Solutions and Compliance

The insurance organization offering the wrap-up program typically assists with studies, compliance issues, and claims management responsibilities involved with managing the wrap-up program. They will initiate a feasibility study to determine whether a wrap-up is a viable solution for the construction project at hand and determine the lines of coverage included and the estimated savings for the sponsor of the program.

The insurance organization will also determine the regulatory requirements in the project's jurisdiction and develop manuals that outline the enrollment process and the program details which includes coverage required and offered under the program. The insurance administrator will typically assign a team consisting of a Risk Manager, Claims Professional, Safety Professional, and CCIP Administrator to help manage all aspects of the program. The Safety Professional generally offers consulting services specific to the wrap-up in an aggressive manner and provides employee training while the Claims Professional will provide analysis and management of claims. 

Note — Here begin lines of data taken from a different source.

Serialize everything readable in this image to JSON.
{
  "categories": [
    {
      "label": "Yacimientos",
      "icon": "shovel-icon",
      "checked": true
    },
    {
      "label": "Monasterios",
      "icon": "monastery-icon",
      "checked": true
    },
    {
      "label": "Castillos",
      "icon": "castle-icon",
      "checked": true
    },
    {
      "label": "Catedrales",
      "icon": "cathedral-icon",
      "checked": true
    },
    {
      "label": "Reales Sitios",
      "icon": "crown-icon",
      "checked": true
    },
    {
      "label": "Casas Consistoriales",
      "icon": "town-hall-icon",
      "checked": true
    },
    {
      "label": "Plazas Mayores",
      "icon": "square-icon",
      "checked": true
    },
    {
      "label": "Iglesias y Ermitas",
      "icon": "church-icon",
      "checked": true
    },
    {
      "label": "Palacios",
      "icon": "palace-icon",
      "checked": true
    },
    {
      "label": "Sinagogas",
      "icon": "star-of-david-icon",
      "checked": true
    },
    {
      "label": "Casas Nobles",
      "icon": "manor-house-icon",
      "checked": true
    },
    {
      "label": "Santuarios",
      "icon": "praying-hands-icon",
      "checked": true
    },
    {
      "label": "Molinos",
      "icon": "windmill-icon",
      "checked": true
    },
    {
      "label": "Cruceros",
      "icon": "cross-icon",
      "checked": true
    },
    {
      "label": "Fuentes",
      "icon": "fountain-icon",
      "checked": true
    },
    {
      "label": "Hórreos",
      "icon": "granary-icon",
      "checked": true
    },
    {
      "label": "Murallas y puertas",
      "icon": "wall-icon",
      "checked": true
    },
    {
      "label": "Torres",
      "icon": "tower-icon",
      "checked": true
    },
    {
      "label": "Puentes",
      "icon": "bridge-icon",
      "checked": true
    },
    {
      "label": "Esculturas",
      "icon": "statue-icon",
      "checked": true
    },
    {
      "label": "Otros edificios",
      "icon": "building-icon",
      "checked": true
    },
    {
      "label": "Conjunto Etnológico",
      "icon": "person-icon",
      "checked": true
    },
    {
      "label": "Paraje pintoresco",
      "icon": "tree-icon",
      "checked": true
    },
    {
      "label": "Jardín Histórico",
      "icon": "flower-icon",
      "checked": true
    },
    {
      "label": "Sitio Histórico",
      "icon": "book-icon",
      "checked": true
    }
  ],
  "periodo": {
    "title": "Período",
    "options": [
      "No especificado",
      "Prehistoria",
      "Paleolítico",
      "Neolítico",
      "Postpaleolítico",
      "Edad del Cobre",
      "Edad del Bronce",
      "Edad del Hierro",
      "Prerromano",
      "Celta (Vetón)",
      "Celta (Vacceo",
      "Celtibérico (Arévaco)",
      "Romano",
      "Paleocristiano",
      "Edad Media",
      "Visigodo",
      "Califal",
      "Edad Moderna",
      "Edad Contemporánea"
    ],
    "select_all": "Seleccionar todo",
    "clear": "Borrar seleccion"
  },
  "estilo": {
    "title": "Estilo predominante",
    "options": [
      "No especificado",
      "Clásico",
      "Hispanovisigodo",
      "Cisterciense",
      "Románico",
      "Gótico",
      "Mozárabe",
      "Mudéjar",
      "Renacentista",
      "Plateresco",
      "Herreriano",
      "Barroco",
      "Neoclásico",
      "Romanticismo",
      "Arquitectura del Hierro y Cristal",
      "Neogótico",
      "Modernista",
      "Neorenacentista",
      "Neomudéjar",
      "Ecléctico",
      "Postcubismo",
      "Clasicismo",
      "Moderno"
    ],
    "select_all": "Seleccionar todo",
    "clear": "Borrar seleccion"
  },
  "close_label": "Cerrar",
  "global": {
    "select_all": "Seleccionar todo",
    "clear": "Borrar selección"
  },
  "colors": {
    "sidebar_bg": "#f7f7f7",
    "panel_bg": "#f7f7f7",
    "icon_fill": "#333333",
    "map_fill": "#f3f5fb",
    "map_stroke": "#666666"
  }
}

Why the Emphasis on Feasibility?

A well- conducted feasibility study is used to uncover exposures and project characteristics that could affect the wrap-up program in either a positive or negative manner. Most importantly for the stakeholders, the feasibility study will determine the ROI for the program and the coverage solutions that could be realized by all members of the wrap-up. It's important to note that the realistic feasibility study should also include a current and well-prepared proforma for the project. The proforma paints an accurate financial picture of the project as it takes all costs into consideration and then calculates the ROI based on the costs anticipated. If you have questions about construction project wrap-ups contact Skyline Risk Management, Inc. at (718) 267-6600 to discuss your concerns.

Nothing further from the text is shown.